El Cap, Salathe Wall, The headwall
Gently overhanging. 800 meters to the trees below.

We reached a long skinny ledge, the Long Ledge, at close of day, only a few pitches to go. We knew we would make it. There was no way we were going down, nor could we.

The sun slipped thankfully out of the sky and into a pure red blazing sunset over the dark forest. The Valley was a different life below. It went dark and then to sleep. A can of meat, a tin of fruit, someone had extra water and had left it again. We had our last supper, drank our fill and slept 10 hours. 

At dawn we climbed and clambered up pitches that just blurred into all the rest of the 36 pitches we had done. We were climbing animals. I took the last lead up a strange twisted chimney looming just below the top, a final fun obstacle that all the climbing below had trained me up for. Finally, I had the knack for these cracks and chimneys.

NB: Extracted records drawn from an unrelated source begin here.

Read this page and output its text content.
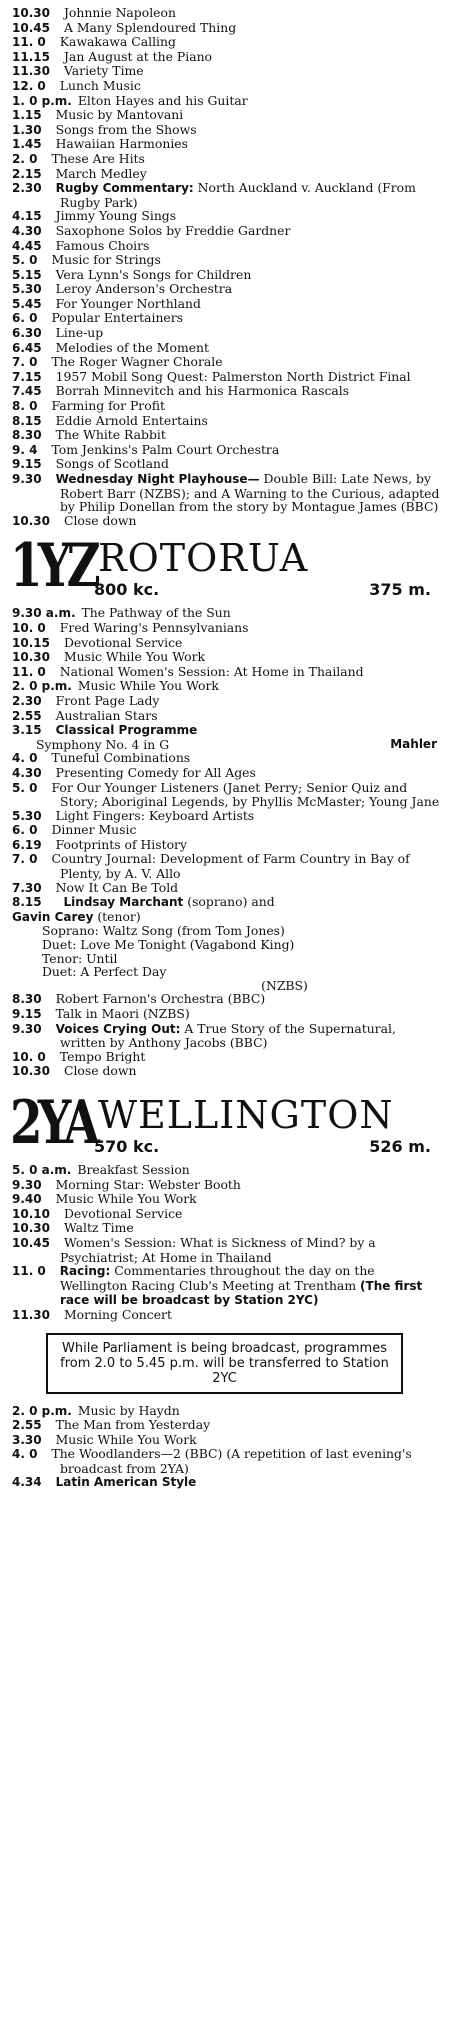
10.30 Johnnie Napoleon

10.45 A Many Splendoured Thing

11. 0 Kawakawa Calling

11.15 Jan August at the Piano

11.30 Variety Time

12. 0 Lunch Music

1. 0 p.m. Elton Hayes and his Guitar

1.15 Music by Mantovani

1.30 Songs from the Shows

1.45 Hawaiian Harmonies

2. 0 These Are Hits

2.15 March Medley

2.30 Rugby Commentary: North Auckland v. Auckland (From Rugby Park)

4.15 Jimmy Young Sings

4.30 Saxophone Solos by Freddie Gardner

4.45 Famous Choirs

5. 0 Music for Strings

5.15 Vera Lynn's Songs for Children

5.30 Leroy Anderson's Orchestra

5.45 For Younger Northland

6. 0 Popular Entertainers

6.30 Line-up

6.45 Melodies of the Moment

7. 0 The Roger Wagner Chorale

7.15 1957 Mobil Song Quest: Palmerston North District Final

7.45 Borrah Minnevitch and his Harmonica Rascals

8. 0 Farming for Profit

8.15 Eddie Arnold Entertains

8.30 The White Rabbit

9. 4 Tom Jenkins's Palm Court Orchestra

9.15 Songs of Scotland

9.30 Wednesday Night Playhouse— Double Bill: Late News, by Robert Barr (NZBS); and A Warning to the Curious, adapted by Philip Donellan from the story by Montague James (BBC)

10.30 Close down

1YZ ROTORUA
800 kc.	375 m.

9.30 a.m. The Pathway of the Sun

10. 0 Fred Waring's Pennsylvanians

10.15 Devotional Service

10.30 Music While You Work

11. 0 National Women's Session: At Home in Thailand

2. 0 p.m. Music While You Work

2.30 Front Page Lady

2.55 Australian Stars

3.15 Classical Programme

Symphony No. 4 in G	Mahler

4. 0 Tuneful Combinations

4.30 Presenting Comedy for All Ages

5. 0 For Our Younger Listeners (Janet Perry; Senior Quiz and Story; Aboriginal Legends, by Phyllis McMaster; Young Jane

5.30 Light Fingers: Keyboard Artists

6. 0 Dinner Music

6.19 Footprints of History

7. 0 Country Journal: Development of Farm Country in Bay of Plenty, by A. V. Allo

7.30 Now It Can Be Told

8.15 Lindsay Marchant (soprano) and

Gavin Carey (tenor)

Soprano: Waltz Song (from Tom Jones)

Duet: Love Me Tonight (Vagabond King)

Tenor: Until

Duet: A Perfect Day

(NZBS)

8.30 Robert Farnon's Orchestra (BBC)

9.15 Talk in Maori (NZBS)

9.30 Voices Crying Out: A True Story of the Supernatural, written by Anthony Jacobs (BBC)

10. 0 Tempo Bright

10.30 Close down

2YA WELLINGTON
570 kc.	526 m.

5. 0 a.m. Breakfast Session

9.30 Morning Star: Webster Booth

9.40 Music While You Work

10.10 Devotional Service

10.30 Waltz Time

10.45 Women's Session: What is Sickness of Mind? by a Psychiatrist; At Home in Thailand

11. 0 Racing: Commentaries throughout the day on the Wellington Racing Club's Meeting at Trentham (The first race will be broadcast by Station 2YC)

11.30 Morning Concert

While Parliament is being broadcast, programmes from 2.0 to 5.45 p.m. will be transferred to Station 2YC

2. 0 p.m. Music by Haydn

2.55 The Man from Yesterday

3.30 Music While You Work

4. 0 The Woodlanders—2 (BBC) (A repetition of last evening's broadcast from 2YA)

4.34 Latin American Style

A lone pine tree lurked just back from the top, heralding our arrival back to flat ground, forming both an anchor and admittance back to the world of growing green living things.

El Cap, Salathe Wall, Mammoth terraces, Robert mads andderson
On Mammoth Terraces, 18 years old and already properly humbled by the heights.

Sitting upon the earth felt strange. We coiled the ropes, the packs were unfamiliar on our backs, the trail felt like stepping from a rocking boat back to land as we learned to walk again.

Back in Camp 4, lying on flat ground. The circle from Camp, to El Cap and back to Camp completed.

Still like a very real dream, those first excursions into the heights in the vertical world of El Capitan.